Hacker News new | ask | show | jobs
by crb 3403 days ago
> Why doesn't Kubernetes destroy these nodes when they've been out of commission for 3-4 hours?

Kubernetes isn't responsible for the lifecycle of its nodes. It can run in a DC where "destroying a node" might mean paging a tech to turn off a server. Something external - in your case, kops & your ASG - is responsible for the nodes that Kubernetes runs on. That's a deliberate design choice.

It should make a correct decision not to schedule work there, which it sounds like it did.

Given that, your other questions are hard to answer. kubelet is a process that runs on the nodes. So is docker. If you can't get into the machine to diagnose the fault, I'd encourage you to set up some monitoring/log shipping off the node so you can see what the state was when it failed.

There's nothing inherently "Kubernetes" about this diagnosis - it's more EC2, node/kernel/OS and Docker troubleshooting, in that order.

1 comments

Correct, Kubernetes is not responsible for the nodes. I would build a health check into your Autoscale Group (I don't know exactly how to do this on AWS, but am happy to show you an example on GCP - aronchick (at) google).

If you can't get to the machine, there are a million reasons why this would be the case - but ssh is a totally separate process, it's way outside of Kubernetes. VERY commonly, you've run out of memory and processes are fighting among themselves (especially since EVERYTHING seems to be failing), but this is total speculation. OS issues are common too - I've spun up clusters switching from one distro to another, same config, and everything worked great.

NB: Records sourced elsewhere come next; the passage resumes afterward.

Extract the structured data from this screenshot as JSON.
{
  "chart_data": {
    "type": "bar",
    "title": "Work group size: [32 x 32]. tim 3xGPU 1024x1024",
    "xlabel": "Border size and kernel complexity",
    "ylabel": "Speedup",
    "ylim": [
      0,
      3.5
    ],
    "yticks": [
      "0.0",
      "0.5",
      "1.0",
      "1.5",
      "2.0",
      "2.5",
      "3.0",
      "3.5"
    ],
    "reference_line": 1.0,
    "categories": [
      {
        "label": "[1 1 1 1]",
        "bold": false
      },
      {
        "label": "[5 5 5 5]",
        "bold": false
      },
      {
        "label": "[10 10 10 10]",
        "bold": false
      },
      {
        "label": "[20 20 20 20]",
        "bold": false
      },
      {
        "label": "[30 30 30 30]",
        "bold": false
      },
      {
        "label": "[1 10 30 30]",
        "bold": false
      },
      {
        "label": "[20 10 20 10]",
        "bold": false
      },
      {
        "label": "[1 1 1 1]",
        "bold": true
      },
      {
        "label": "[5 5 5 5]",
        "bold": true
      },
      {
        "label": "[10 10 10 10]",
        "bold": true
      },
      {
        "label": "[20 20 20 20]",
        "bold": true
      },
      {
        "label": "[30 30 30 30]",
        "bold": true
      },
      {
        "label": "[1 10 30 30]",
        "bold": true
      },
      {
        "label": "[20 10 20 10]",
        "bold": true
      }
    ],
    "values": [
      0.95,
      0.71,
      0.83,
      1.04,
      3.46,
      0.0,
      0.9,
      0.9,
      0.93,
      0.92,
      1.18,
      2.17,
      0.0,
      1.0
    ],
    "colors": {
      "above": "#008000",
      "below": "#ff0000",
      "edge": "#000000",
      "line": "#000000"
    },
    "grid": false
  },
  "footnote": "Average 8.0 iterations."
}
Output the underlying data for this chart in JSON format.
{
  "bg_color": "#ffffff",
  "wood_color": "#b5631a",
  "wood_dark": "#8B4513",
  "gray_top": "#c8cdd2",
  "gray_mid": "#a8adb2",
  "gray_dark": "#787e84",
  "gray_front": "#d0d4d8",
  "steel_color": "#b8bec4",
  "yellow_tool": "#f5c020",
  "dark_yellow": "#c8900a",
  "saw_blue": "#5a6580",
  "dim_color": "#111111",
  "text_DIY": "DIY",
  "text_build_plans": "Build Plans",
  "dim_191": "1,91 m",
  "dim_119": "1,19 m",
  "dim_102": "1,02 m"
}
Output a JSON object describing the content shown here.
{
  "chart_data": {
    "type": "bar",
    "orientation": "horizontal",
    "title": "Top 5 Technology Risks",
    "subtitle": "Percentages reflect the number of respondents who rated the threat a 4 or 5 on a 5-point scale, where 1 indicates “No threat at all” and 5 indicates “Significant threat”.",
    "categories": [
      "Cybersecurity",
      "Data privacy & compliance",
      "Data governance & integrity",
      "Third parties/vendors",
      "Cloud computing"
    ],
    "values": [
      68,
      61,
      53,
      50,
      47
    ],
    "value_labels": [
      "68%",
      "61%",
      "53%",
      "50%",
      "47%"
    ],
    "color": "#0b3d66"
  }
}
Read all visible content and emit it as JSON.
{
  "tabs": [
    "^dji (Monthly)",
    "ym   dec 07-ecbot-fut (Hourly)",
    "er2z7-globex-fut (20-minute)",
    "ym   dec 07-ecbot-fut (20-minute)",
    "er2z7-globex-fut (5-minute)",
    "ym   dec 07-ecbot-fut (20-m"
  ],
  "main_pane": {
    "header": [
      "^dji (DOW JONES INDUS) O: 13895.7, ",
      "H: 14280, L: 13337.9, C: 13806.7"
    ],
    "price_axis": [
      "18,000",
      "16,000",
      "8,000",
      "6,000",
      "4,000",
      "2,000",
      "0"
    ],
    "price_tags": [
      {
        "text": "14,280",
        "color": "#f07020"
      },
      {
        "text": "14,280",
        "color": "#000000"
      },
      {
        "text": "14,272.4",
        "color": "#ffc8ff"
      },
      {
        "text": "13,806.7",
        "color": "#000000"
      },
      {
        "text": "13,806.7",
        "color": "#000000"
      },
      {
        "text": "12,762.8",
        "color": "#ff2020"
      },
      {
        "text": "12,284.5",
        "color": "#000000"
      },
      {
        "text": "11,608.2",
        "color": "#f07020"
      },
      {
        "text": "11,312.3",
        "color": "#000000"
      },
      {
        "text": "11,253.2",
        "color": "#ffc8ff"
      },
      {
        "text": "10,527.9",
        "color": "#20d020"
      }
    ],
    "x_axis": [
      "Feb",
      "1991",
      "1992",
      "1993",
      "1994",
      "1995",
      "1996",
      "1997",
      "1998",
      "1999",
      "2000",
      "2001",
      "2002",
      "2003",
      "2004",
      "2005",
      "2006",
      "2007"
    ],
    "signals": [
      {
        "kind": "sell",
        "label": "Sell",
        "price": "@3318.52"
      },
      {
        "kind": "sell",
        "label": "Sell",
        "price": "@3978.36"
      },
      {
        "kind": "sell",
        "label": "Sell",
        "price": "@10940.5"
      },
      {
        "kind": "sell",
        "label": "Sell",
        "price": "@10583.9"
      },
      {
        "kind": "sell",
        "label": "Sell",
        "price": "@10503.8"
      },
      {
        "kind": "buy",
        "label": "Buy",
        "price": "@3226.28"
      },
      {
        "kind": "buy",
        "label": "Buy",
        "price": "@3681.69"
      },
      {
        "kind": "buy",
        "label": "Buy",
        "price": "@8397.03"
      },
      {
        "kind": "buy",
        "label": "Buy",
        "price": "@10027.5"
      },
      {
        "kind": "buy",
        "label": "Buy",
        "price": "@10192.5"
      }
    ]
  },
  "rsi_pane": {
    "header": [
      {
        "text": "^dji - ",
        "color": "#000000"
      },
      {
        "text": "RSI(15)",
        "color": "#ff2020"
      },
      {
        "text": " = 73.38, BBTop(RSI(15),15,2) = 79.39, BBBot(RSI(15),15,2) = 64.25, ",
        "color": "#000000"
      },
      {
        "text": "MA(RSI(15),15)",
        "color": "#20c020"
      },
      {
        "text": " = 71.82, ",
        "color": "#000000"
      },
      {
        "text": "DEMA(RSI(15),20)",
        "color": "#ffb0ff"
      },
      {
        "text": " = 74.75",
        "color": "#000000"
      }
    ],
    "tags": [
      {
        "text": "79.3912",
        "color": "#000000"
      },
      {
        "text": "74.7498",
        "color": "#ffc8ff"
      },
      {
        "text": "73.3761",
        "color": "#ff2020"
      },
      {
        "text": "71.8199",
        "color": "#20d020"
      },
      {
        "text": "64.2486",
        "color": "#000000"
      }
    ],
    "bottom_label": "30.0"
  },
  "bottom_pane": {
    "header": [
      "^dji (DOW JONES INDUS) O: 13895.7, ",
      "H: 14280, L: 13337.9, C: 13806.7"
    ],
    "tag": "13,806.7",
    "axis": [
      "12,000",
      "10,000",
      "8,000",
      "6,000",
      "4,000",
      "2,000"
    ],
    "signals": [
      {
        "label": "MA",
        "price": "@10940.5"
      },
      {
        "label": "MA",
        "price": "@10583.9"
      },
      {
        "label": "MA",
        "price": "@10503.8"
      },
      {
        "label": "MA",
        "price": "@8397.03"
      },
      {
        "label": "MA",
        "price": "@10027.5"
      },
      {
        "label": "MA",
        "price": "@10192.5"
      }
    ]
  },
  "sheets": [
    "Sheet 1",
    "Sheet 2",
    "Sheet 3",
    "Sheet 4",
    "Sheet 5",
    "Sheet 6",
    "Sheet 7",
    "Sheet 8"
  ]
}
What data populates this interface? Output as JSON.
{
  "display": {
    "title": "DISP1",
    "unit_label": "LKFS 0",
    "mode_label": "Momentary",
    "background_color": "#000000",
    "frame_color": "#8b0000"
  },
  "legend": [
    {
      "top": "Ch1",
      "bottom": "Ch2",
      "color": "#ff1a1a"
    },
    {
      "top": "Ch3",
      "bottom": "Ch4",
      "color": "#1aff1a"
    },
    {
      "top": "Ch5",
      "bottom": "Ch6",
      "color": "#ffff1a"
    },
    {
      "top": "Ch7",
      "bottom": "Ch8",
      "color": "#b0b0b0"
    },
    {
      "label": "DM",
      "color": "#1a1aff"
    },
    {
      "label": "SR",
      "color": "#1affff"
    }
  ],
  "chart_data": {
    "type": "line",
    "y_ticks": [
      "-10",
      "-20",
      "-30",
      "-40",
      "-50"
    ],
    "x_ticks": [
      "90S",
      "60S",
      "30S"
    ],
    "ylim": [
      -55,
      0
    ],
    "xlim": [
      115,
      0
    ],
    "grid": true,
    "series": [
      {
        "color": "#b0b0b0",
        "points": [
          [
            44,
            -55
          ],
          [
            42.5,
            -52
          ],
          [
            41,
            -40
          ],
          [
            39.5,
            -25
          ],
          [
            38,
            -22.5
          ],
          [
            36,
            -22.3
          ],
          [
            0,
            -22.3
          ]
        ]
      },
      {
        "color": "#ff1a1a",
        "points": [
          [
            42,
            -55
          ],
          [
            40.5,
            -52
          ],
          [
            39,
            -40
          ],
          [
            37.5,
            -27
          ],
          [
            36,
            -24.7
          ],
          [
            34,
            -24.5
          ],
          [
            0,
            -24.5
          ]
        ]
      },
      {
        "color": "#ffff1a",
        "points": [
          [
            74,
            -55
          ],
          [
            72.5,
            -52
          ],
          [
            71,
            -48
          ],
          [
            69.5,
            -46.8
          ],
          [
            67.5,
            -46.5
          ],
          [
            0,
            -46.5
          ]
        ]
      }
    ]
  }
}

Disclosure: I work at Google on Kubernetes.

Speaking of distros and considering your background. What would be the "best" Distro for running Kubernetes ?
If all the OS does is provide a minimal surface for running containers, I'd focus on whatever gives me the best security, manageability and updates.

The Container Optimised OS is what GKE uses on Google Cloud Platform https://cloud.google.com/container-optimized-os/docs/

It's conceptually very similar to CoreOS' Container Linux, so I might try that if I were looking at Kubernetes elsewhere and wanted a container-only OS.

If I am running an environment with multiple purposes - some container hosts, some regular machines - I'd err on the side of "who is my current vendor/what does my ops team support and know best".

Great thanks for the valuable infos. We are running SLES12 and also a Suse Openstack Cloud on bare metal and only recently Suse has announced their container strategy (SLE MicroOS Distro) but we haven't had time to evaluate it yet. At a recent DevConf I saw some interesting talks about immutable container hosts such Fedora Atomic. Seems that there is a lot of work done in this area.